How Much Does It Actually Cost to Run Hermes?
The pricing structure breaks down into two components: the framework itself is free under the MIT license, with no subscription, per-seat fees, or enterprise contracts required. The only costs are the AI model you connect to it and optionally a server to run it on.
For a project manager using Hermes for typical workflows, token usage (the units AI models use to measure text, roughly 750 words equals about 1,000 tokens) breaks down as follows:
- Morning briefing: Pulling updates and summarizing them uses approximately 3,000 to 5,000 tokens per run
- Meeting summaries: Transcribing and summarizing a single meeting requires 4,000 to 8,000 tokens
- Weekly status reports: Drafting a comprehensive status report costs 6,000 to 12,000 tokens
- Competitive monitoring: Running weekly competitive analysis uses 8,000 to 15,000 tokens
For most business users, the practical setup involves running Hermes on a $5 per month cloud server from providers like Hetzner, DigitalOcean, or Linode, connecting it to an AI API, and communicating through Telegram. This approach requires no powerful local hardware.
Steps to Install and Set Up Hermes Agent
The installation process is remarkably straightforward, taking approximately 15 to 30 minutes from zero to first conversation.
- Step 1, Open terminal: On Mac, use the Terminal app; on Linux, use your default terminal; on Windows, open WSL2 (Windows Subsystem for Linux 2, a free Microsoft tool)

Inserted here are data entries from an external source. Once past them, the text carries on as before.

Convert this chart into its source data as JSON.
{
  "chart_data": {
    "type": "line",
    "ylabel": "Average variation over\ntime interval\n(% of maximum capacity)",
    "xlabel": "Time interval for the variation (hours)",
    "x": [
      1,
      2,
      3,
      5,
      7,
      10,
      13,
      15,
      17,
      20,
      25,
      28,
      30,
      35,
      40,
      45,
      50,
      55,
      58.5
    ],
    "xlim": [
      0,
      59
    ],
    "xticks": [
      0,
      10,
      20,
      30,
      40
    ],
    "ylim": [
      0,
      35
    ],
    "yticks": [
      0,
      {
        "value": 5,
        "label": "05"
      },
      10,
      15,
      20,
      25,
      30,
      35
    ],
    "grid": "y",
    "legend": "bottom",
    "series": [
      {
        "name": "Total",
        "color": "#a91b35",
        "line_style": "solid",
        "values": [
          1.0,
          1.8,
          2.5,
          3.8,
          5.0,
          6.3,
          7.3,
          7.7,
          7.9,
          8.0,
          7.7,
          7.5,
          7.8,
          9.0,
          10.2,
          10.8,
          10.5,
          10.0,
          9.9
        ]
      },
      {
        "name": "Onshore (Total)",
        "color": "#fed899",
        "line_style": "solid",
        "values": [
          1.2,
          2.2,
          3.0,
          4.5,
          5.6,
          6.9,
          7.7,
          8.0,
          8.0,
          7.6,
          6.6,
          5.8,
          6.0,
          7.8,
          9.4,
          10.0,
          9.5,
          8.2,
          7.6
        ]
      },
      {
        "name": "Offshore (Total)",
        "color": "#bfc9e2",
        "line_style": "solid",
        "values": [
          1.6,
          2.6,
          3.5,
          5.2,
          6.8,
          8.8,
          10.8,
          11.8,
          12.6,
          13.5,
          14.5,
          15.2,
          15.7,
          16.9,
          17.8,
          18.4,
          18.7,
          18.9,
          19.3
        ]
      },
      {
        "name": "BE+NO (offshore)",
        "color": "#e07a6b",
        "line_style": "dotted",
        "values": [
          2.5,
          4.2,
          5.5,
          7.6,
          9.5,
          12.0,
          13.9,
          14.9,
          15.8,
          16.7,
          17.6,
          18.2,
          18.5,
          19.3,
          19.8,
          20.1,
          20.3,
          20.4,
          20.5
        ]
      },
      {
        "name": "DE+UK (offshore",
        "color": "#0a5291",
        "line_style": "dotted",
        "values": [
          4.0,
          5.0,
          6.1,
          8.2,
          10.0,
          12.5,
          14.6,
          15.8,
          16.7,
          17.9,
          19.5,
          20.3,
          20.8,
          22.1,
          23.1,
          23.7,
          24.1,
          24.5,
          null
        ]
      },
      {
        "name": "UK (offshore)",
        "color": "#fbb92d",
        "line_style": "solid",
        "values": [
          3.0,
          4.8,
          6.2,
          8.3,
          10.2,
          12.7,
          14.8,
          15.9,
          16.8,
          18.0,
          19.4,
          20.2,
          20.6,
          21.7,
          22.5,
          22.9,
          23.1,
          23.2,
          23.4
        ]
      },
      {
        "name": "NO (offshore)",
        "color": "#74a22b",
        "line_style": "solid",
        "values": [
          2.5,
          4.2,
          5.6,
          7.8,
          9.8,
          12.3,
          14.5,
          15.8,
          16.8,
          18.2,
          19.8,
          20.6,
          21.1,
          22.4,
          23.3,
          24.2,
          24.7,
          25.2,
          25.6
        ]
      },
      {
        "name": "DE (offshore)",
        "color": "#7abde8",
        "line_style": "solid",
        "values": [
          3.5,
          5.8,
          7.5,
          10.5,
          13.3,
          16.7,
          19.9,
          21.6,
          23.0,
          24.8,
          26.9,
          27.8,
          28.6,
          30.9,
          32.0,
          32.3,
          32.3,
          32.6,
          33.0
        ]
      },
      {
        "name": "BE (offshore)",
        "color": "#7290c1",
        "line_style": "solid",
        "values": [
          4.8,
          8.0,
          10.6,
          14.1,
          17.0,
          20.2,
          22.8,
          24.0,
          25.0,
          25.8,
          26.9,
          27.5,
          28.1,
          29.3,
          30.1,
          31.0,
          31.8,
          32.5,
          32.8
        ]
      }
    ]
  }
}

- Step 2, Run the installer: Execute the single command curl -fsSL https://raw.githubusercontent.com/NousResearch/hermes-agent/main/scripts/install.sh | bash, which downloads and installs uv, Python 3.11, clones the repository, and sets everything up without requiring administrator password
- Step 3, Configure settings: Run hermes setup to choose your AI model provider, connect a messaging platform like Telegram, and configure basic preferences, which takes about 10 minutes if you already have an API key
The framework works on a wide range of hardware. It runs well on any Mac with macOS, any Linux computer or server, Windows computers running WSL2, Android phones via Termux, cloud servers, iPhones and iPads, and Chromebooks. However, very old computers with less than 4GB of RAM are not supported.
For running AI models locally without paying for an API, you need at least 8GB of RAM and 6GB of VRAM (graphics card memory) for the smallest Hermes models. Graphics cards like the RTX 3060 with 12GB, RTX 3080, or Apple M1 Pro with 16GB all exceed this threshold. If you lack a strong GPU, you simply connect Hermes to a cloud AI service and pay per use.

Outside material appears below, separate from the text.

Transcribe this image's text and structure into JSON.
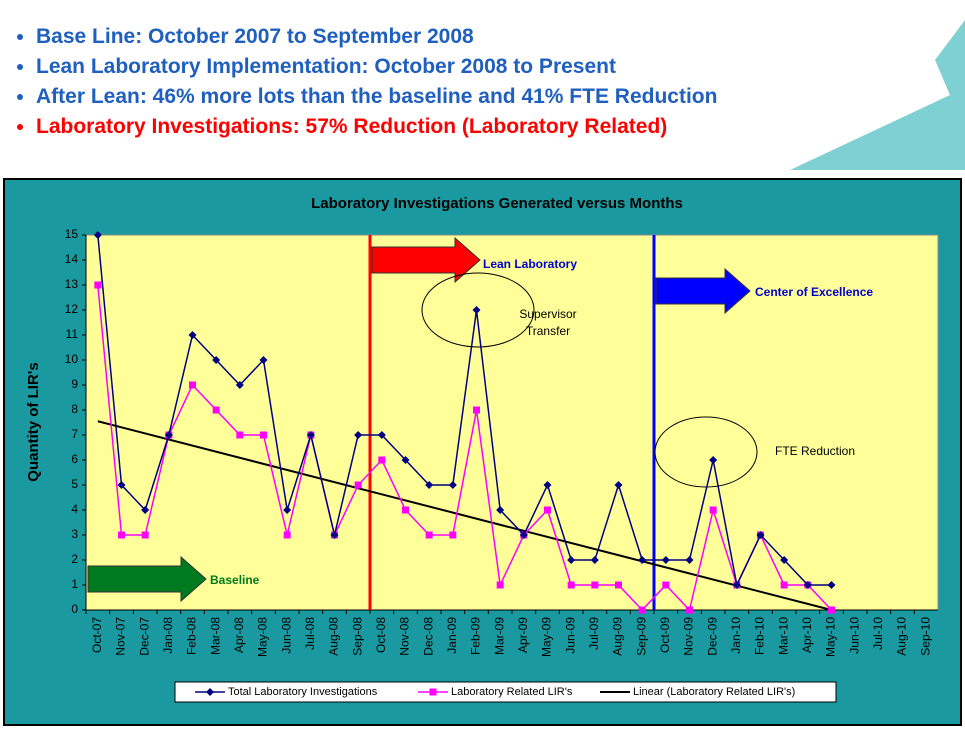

Why Is Hermes Gaining Adoption So Quickly?
The rapid adoption reflects several practical advantages. The open-source nature means your data stays on your machine with no telemetry, tracking, or cloud lock-in. You can see exactly what the code does, modify it for specific business needs, and benefit from contributions from thousands of community developers.
The skills are stored as readable text files on your computer, meaning nothing is hidden and you can open, edit, or delete them at any time. This transparency, combined with the ability to use any AI model you choose, eliminates vendor lock-in that plagues most AI tools. If a provider raises prices or goes down, you're not stuck.

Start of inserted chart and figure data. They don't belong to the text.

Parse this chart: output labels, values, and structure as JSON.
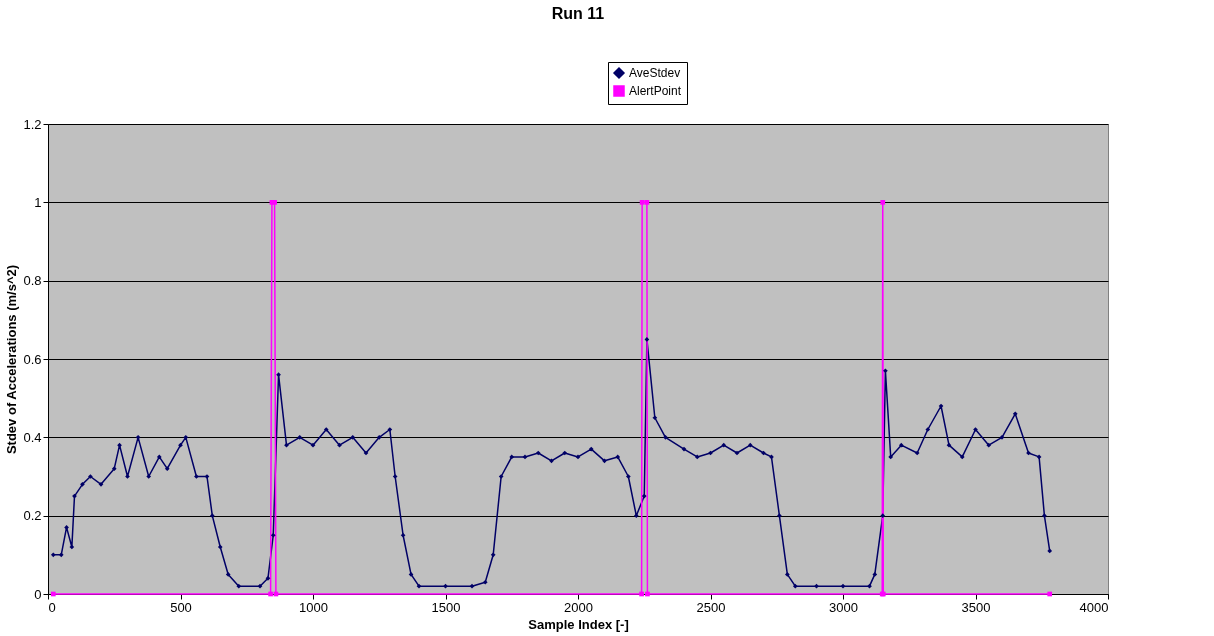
{
  "chart_data": {
    "type": "line",
    "title": "Run 11",
    "xlabel": "Sample Index [-]",
    "ylabel": "Stdev of Accelerations (m/s^2)",
    "xlim": [
      0,
      4000
    ],
    "xticks": [
      0,
      500,
      1000,
      1500,
      2000,
      2500,
      3000,
      3500,
      4000
    ],
    "ylim": [
      0,
      1.2
    ],
    "yticks": [
      0,
      0.2,
      0.4,
      0.6,
      0.8,
      1,
      1.2
    ],
    "grid": "y",
    "legend": "top right",
    "series": [
      {
        "name": "AveStdev",
        "color": "#000066",
        "marker": "diamond",
        "x": [
          20,
          50,
          70,
          90,
          100,
          130,
          160,
          200,
          250,
          270,
          300,
          340,
          380,
          420,
          450,
          500,
          520,
          560,
          600,
          620,
          650,
          680,
          720,
          800,
          830,
          850,
          870,
          900,
          950,
          1000,
          1050,
          1100,
          1150,
          1200,
          1250,
          1290,
          1310,
          1340,
          1370,
          1400,
          1500,
          1600,
          1650,
          1680,
          1710,
          1750,
          1800,
          1850,
          1900,
          1950,
          2000,
          2050,
          2100,
          2150,
          2190,
          2220,
          2250,
          2260,
          2290,
          2330,
          2400,
          2450,
          2500,
          2550,
          2600,
          2650,
          2700,
          2730,
          2760,
          2790,
          2820,
          2900,
          3000,
          3100,
          3120,
          3150,
          3160,
          3180,
          3220,
          3280,
          3320,
          3370,
          3400,
          3450,
          3500,
          3550,
          3600,
          3650,
          3700,
          3740,
          3760,
          3780
        ],
        "values": [
          0.1,
          0.1,
          0.17,
          0.12,
          0.25,
          0.28,
          0.3,
          0.28,
          0.32,
          0.38,
          0.3,
          0.4,
          0.3,
          0.35,
          0.32,
          0.38,
          0.4,
          0.3,
          0.3,
          0.2,
          0.12,
          0.05,
          0.02,
          0.02,
          0.04,
          0.15,
          0.56,
          0.38,
          0.4,
          0.38,
          0.42,
          0.38,
          0.4,
          0.36,
          0.4,
          0.42,
          0.3,
          0.15,
          0.05,
          0.02,
          0.02,
          0.02,
          0.03,
          0.1,
          0.3,
          0.35,
          0.35,
          0.36,
          0.34,
          0.36,
          0.35,
          0.37,
          0.34,
          0.35,
          0.3,
          0.2,
          0.25,
          0.65,
          0.45,
          0.4,
          0.37,
          0.35,
          0.36,
          0.38,
          0.36,
          0.38,
          0.36,
          0.35,
          0.2,
          0.05,
          0.02,
          0.02,
          0.02,
          0.02,
          0.05,
          0.2,
          0.57,
          0.35,
          0.38,
          0.36,
          0.42,
          0.48,
          0.38,
          0.35,
          0.42,
          0.38,
          0.4,
          0.46,
          0.36,
          0.35,
          0.2,
          0.11
        ]
      },
      {
        "name": "AlertPoint",
        "color": "#ff00ff",
        "marker": "square",
        "x": [
          20,
          840,
          845,
          855,
          860,
          2240,
          2242,
          2260,
          2262,
          3148,
          3150,
          3152,
          3780
        ],
        "values": [
          0,
          0,
          1,
          1,
          0,
          0,
          1,
          1,
          0,
          0,
          1,
          0,
          0
        ]
      }
    ]
  }
}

For non-developers, the framework removes the barrier to entry. You don't need a computer science degree to understand that a framework is simply a pre-built foundation. Instead of building an AI assistant from scratch over months with a team of engineers, you install Hermes and it arrives with memory already set up, messaging integrations already built, scheduling already working, and the ability to learn new skills already baked in.